ACCIAIO, IL DOPPIO ERRORE DI BRUXELLES: COSÌ L’EUROPA DIFENDE I PRODUTTORI E UCCIDE I TRASFORMATORI
Bruxelles ci ricasca. Dopo aver partorito un meccanismo di aggiustamento del carbonio alle frontiere (CBAM) che di fatto penalizza i produttori europei senza frenare davvero le importazioni sporche, la Commissione europea ha deciso di completare l’opera annunciando il raddoppio dei dazi sull’acciaio – dal 25% al 50% – e il taglio drastico dei contingenti tariffari a dazio zero, da 40 a 18,3 milioni di tonnellate. Tradotto: solo il 10% del mercato siderurgico europeo resterà aperto alla concorrenza internazionale. Tutto il resto sarà blindato in nome della “protezione strategica” del settore.
Una protezione che, però, rischia di trasformarsi nell’ennesimo boomerang industriale. Perché l’aumento dei dazi e la riduzione delle quote importabili a costo zero non fanno altro che gonfiare i prezzi dell’acciaio, già penalizzati da energia cara e domanda debole, mettendo in ginocchio le imprese manifatturiere che di quel metallo vivono: dalla meccanica all’automotive, fino all’impiantistica.
Le associazioni europee del settore – da EUROMETAL a EURANIMI, da ASSOFERMET a ACEA – lo hanno detto chiaramente: così si tutela la siderurgia di base, ma si abbandona al suo destino l’industria di trasformazione, cioè quella parte della filiera dove si gioca davvero la competizione globale. Mentre in Asia e negli Stati Uniti si difende la manifattura con politiche industriali coordinate, l’Europa continua a procedere a colpi di misure parziali, scollegate e spesso contraddittorie.
E come se non bastasse, la Commissione ha deciso di rendere permanente la misura. Una scelta che, se confermata dal Parlamento e dal Consiglio, rappresenterebbe un cambio di paradigma: non più difesa temporanea, ma protezionismo strutturale. Peccato che Bruxelles non mostri la stessa determinazione nel colmare la più grande falla del CBAM, quella che consente ai prodotti finiti extra-UE di entrare liberamente nel mercato europeo senza sostenere i costi della CO₂, pur essendo realizzati con materiali altamente emissivi. Un paradosso che regala un vantaggio competitivo ai produttori esteri e punisce chi produce o assembla in Europa.
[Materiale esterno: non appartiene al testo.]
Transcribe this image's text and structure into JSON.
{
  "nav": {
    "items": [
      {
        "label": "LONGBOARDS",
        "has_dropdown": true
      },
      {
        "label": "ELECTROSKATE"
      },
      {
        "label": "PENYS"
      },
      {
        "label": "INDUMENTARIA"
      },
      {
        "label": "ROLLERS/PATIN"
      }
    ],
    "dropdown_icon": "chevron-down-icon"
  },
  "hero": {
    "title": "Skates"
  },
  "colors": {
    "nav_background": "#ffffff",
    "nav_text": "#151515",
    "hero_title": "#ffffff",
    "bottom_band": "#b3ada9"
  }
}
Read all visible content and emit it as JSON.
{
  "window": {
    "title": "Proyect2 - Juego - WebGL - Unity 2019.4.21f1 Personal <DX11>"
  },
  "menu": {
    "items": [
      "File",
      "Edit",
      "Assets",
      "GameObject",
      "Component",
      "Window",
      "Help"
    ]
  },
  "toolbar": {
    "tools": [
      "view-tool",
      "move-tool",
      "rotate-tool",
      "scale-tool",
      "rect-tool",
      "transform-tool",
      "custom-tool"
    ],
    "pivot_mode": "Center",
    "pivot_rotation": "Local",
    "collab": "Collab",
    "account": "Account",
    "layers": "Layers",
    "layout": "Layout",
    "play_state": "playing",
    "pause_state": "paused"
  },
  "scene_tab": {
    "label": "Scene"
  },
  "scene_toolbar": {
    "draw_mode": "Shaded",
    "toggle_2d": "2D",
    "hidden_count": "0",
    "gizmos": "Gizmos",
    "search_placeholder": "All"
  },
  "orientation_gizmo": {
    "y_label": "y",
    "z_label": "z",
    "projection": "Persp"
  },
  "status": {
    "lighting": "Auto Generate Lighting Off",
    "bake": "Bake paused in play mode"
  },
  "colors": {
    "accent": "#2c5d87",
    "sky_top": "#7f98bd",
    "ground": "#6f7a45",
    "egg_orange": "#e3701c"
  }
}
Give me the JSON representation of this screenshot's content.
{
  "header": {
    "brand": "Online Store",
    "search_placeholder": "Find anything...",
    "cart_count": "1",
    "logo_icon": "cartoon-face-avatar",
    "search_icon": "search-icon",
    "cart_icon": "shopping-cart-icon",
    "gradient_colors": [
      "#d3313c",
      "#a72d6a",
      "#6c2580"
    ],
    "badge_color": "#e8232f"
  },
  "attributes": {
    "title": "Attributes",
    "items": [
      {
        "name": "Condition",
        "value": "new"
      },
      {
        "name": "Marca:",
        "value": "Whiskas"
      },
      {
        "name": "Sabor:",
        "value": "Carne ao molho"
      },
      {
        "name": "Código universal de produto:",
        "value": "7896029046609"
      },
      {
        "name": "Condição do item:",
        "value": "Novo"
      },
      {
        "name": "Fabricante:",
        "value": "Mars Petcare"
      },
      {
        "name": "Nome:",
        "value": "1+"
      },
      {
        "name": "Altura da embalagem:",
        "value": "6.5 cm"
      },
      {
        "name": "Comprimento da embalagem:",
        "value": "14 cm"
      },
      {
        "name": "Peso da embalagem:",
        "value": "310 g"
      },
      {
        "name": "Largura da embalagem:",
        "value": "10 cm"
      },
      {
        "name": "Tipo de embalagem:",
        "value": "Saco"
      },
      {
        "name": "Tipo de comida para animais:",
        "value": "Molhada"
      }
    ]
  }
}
Eppure, la stessa Commissione nel suo Steel and Metals Action Plan del marzo scorso aveva promesso di proporre entro fine anno l’estensione del CBAM ai prodotti derivati dall’acciaio, proprio per evitare che le emissioni “fuggissero” a valle, attraverso le importazioni di manufatti. Promessa, al momento, tradita.
Da Roma, il Parlamento aveva già dato una chiara indicazione con la mozione Casasco approvata nell’aprile 2024: spingere in sede UE per correggere le distorsioni del CBAM ed estenderlo ai prodotti finiti. Oggi quella indicazione torna di drammatica attualità.
Perché la vera partita, caro ministro Urso, non si gioca nei forni delle acciaierie ma nelle officine, nei capannoni e nei distretti dove l’acciaio prende forma, valore e occupazione. Difendere l’acciaio sì, ma non a scapito di chi lo trasforma.
Il governo italiano dovrebbe quindi pretendere da Bruxelles una doppia correzione di rotta: da un lato, garantire contingenti tariffari a dazio zero più ampi e calibrati sulle reali necessità dell’industria manifatturiera; dall’altro, estendere il CBAM ai prodotti finiti, chiudendo le falle che consentono oggi alle merci extra-UE di aggirare i costi della transizione verde.
Senza queste due mosse, la “protezione” di Bruxelles rischia di trasformarsi nell’ennesimo favore ai giganti dell’acciaio e nell’ennesima condanna per la manifattura europea. Perché difendere solo la base e sacrificare il valore aggiunto equivale a segare il ramo su cui siede l’intera economia del continente.